813. De son côté, le propriétaire pourrait-il, sans le consentement de l'usufruitier, obliger l'État à acquérir la totalité des bâtimens dont on ne réclame qu'une partie pour l'exécution des travaux? Non. L'art. 599, c. civ., dit qu'il ne peut, par son fait ni de quelque manière que ce soit, nuire aux droits de l'usufruitier. Or, si l'usufruitier préfère conserver le reste des bâtimens, le propriétaire ne peut l'obliger à les échanger contre une indemnité.

Lorsque l'usufruitier n'habitera pas la maison, son intérêt sera généralement le même que celui du propriétaire. Mais s'il l'habite, il peut désirer conserver tout ce qui n'est pas nécessaire aux travaux. Le propriétaire, au contraire, peut préférer une indemnité. Sans doute, jusqu'à la cessation de l'usufruit, il ne jouira pas plus de l'indemnité que des bâtimens ; mais si, pendant la durée de l'usufruit, ces bâtimens se détériorent, le propriétaire pourra bien, quand il rentrera en jouissance, ne pas en obtenir le prix qu'il en aurait touché de l'État. Néanmoins, comme il doit régler ses droits de manière à ne pas nuire à ceux de l'usufruitier, il ne pourrait, sans le consentement de celui-ci, exiger l'acquisition de la totalité des bâtimens.

814. Le père, tuteur de son fils et usufruitier légal de ses biens, ne pourrait, malgré la réunion des qualités d'usufruitier et de tuteur, faire seul une pareille option relativement à une maison appar

tenant au mineur. Il n'est pas propriétaire, et ne peut aliéner. Il n'est qu'administrateur. (Code civ. 389).

815. L'estimation de la valeur des arbres qui existent sur un terrain, est ordinairement comprise dans l'évaluation du terrain même. Cependant le prix de ces arbres doit quelquefois être fixé séparément, soit parce que l'on ne prend qu'une partie de la propriété, soit parce que les arbres ont été plantés depuis l'époque de l'acquisition dont le contrat a servi de base pour l'évaluation du terrain. Le propriétaire doit recevoir la valeur de ces arbres, sauf à l'administration à les revendre ensuite, ou à les employer comme elle le jugera convenable. On ne pourrait obliger le propriétaire à les garder; l'administration doit acquérir le terrain avec tout ce qui en fait partie.
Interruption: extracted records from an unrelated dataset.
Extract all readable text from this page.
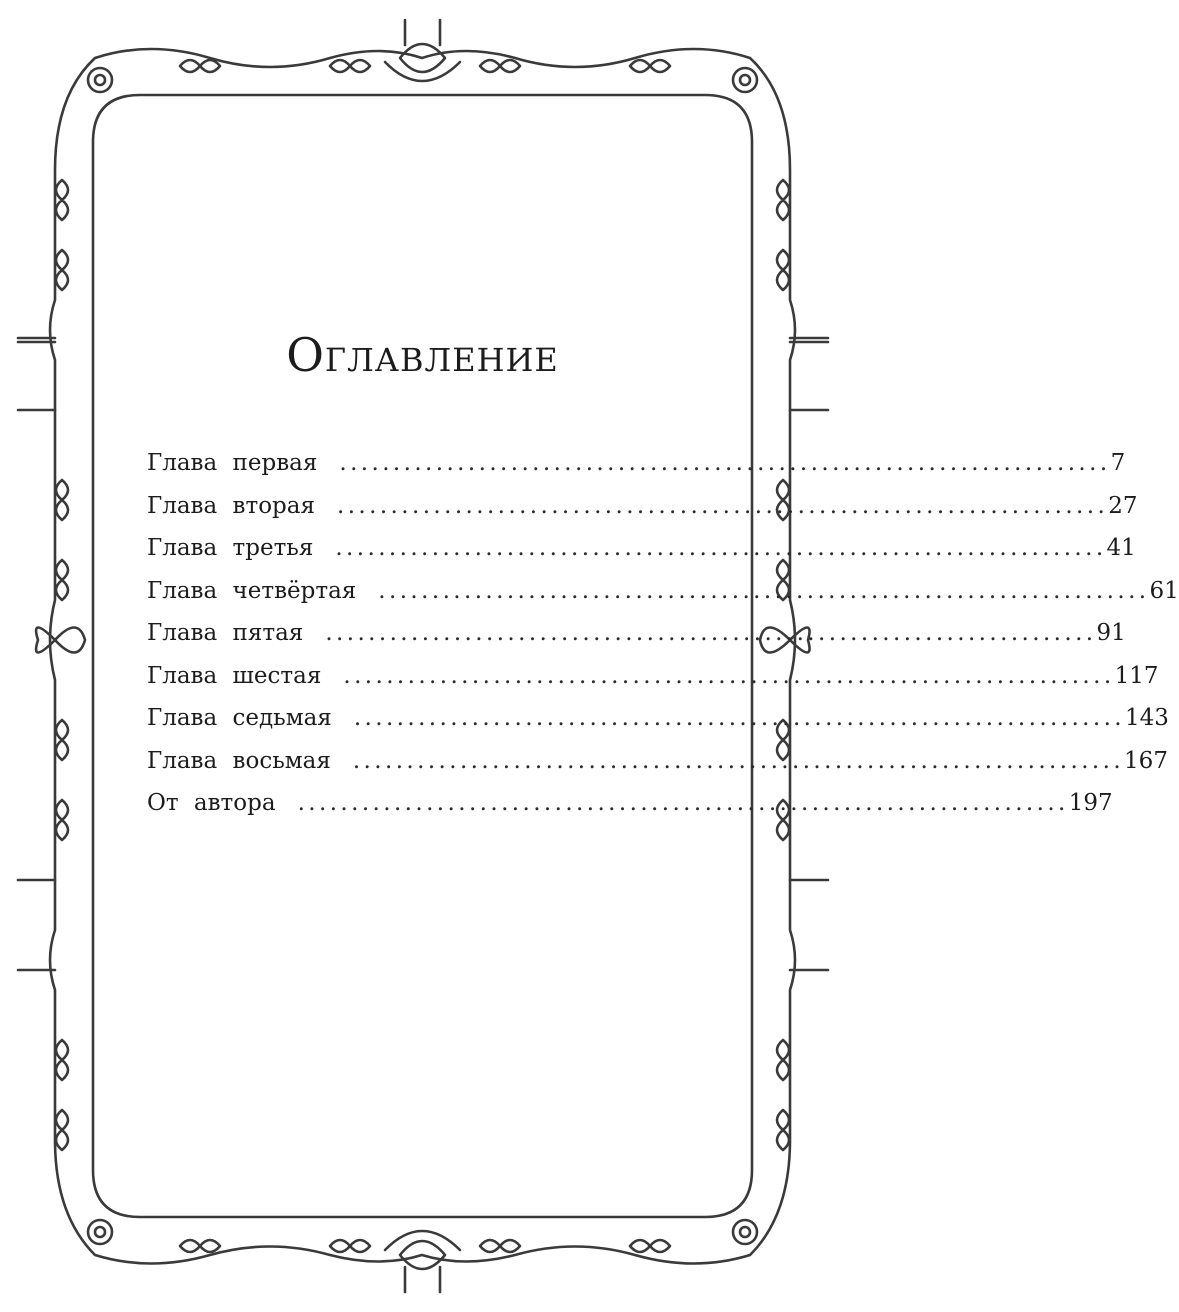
Оглавление
Глава первая ........................................................................ 7
Глава вторая ........................................................................ 27
Глава третья ........................................................................ 41
Глава четвёртая ........................................................................ 61
Глава пятая ........................................................................ 91
Глава шестая ........................................................................ 117
Глава седьмая ........................................................................ 143
Глава восьмая ........................................................................ 167
От автора ........................................................................ 197
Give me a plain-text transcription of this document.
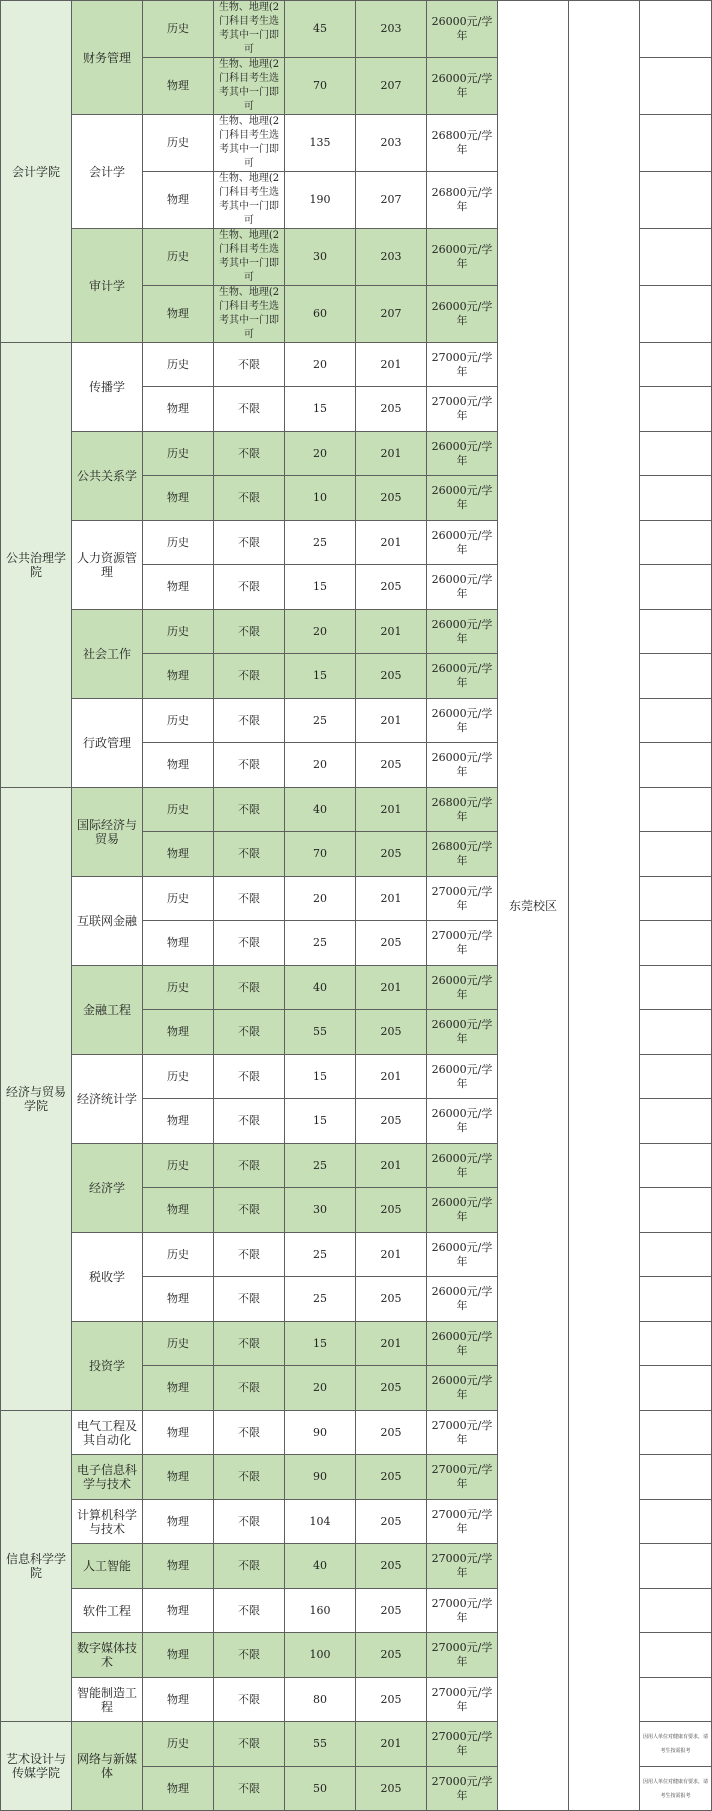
会计学院	财务管理	历史	生物、地理(2门科目考生选考其中一门即可	45	203	26000元/学年	东莞校区		
		物理	生物、地理(2门科目考生选考其中一门即可	70	207	26000元/学年			
	会计学	历史	生物、地理(2门科目考生选考其中一门即可	135	203	26800元/学年			
		物理	生物、地理(2门科目考生选考其中一门即可	190	207	26800元/学年			
	审计学	历史	生物、地理(2门科目考生选考其中一门即可	30	203	26000元/学年			
		物理	生物、地理(2门科目考生选考其中一门即可	60	207	26000元/学年			
公共治理学院	传播学	历史	不限	20	201	27000元/学年			
		物理	不限	15	205	27000元/学年			
	公共关系学	历史	不限	20	201	26000元/学年			
		物理	不限	10	205	26000元/学年			
	人力资源管理	历史	不限	25	201	26000元/学年			
		物理	不限	15	205	26000元/学年			
	社会工作	历史	不限	20	201	26000元/学年			
		物理	不限	15	205	26000元/学年			
	行政管理	历史	不限	25	201	26000元/学年			
		物理	不限	20	205	26000元/学年			
经济与贸易学院	国际经济与贸易	历史	不限	40	201	26800元/学年			
		物理	不限	70	205	26800元/学年			
	互联网金融	历史	不限	20	201	27000元/学年			
		物理	不限	25	205	27000元/学年			
	金融工程	历史	不限	40	201	26000元/学年			
		物理	不限	55	205	26000元/学年			
	经济统计学	历史	不限	15	201	26000元/学年			
		物理	不限	15	205	26000元/学年			
	经济学	历史	不限	25	201	26000元/学年			
		物理	不限	30	205	26000元/学年			
	税收学	历史	不限	25	201	26000元/学年			
		物理	不限	25	205	26000元/学年			
	投资学	历史	不限	15	201	26000元/学年			
		物理	不限	20	205	26000元/学年			
信息科学学院	电气工程及其自动化	物理	不限	90	205	27000元/学年			
	电子信息科学与技术	物理	不限	90	205	27000元/学年			
	计算机科学与技术	物理	不限	104	205	27000元/学年			
	人工智能	物理	不限	40	205	27000元/学年			
	软件工程	物理	不限	160	205	27000元/学年			
	数字媒体技术	物理	不限	100	205	27000元/学年			
	智能制造工程	物理	不限	80	205	27000元/学年			
艺术设计与传媒学院	网络与新媒体	历史	不限	55	201	27000元/学年			因用人单位对健康有要求，请考生按需报考
		物理	不限	50	205	27000元/学年			因用人单位对健康有要求，请考生按需报考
816. Nous avons vu ci-dessus (Introduction), qu'en Angleterre, le propriétaire conservait la propriété des arbres. Cette disposition est juste en ce que l'on ne déduit alors de l'indemnité que la somme que le propriétaire pourra retirer du bois. Cependant, elle est moins avantageuse que celle qui a lieu en France, en ce que la vente des arbres peut causer de l'embarras au propriétaire.

817. Il faut remarquer que le propriétaire ne serait pas toujours indemnisé si on ne lui payait que la valeur du bois que produirait l'arbre abattu. C'est ordinairement un arbre sur pied, et en état de croissance que perd l'exproprié. Or, un arbre qui n'a pas encore acquis toute sa grosseur, gagne chaque année. S'il s'agissait d'arbres fruitiers, il faudrait évaluer la perte de l'exproprié d'après la privation des fruits pendant un certain nombre d'années.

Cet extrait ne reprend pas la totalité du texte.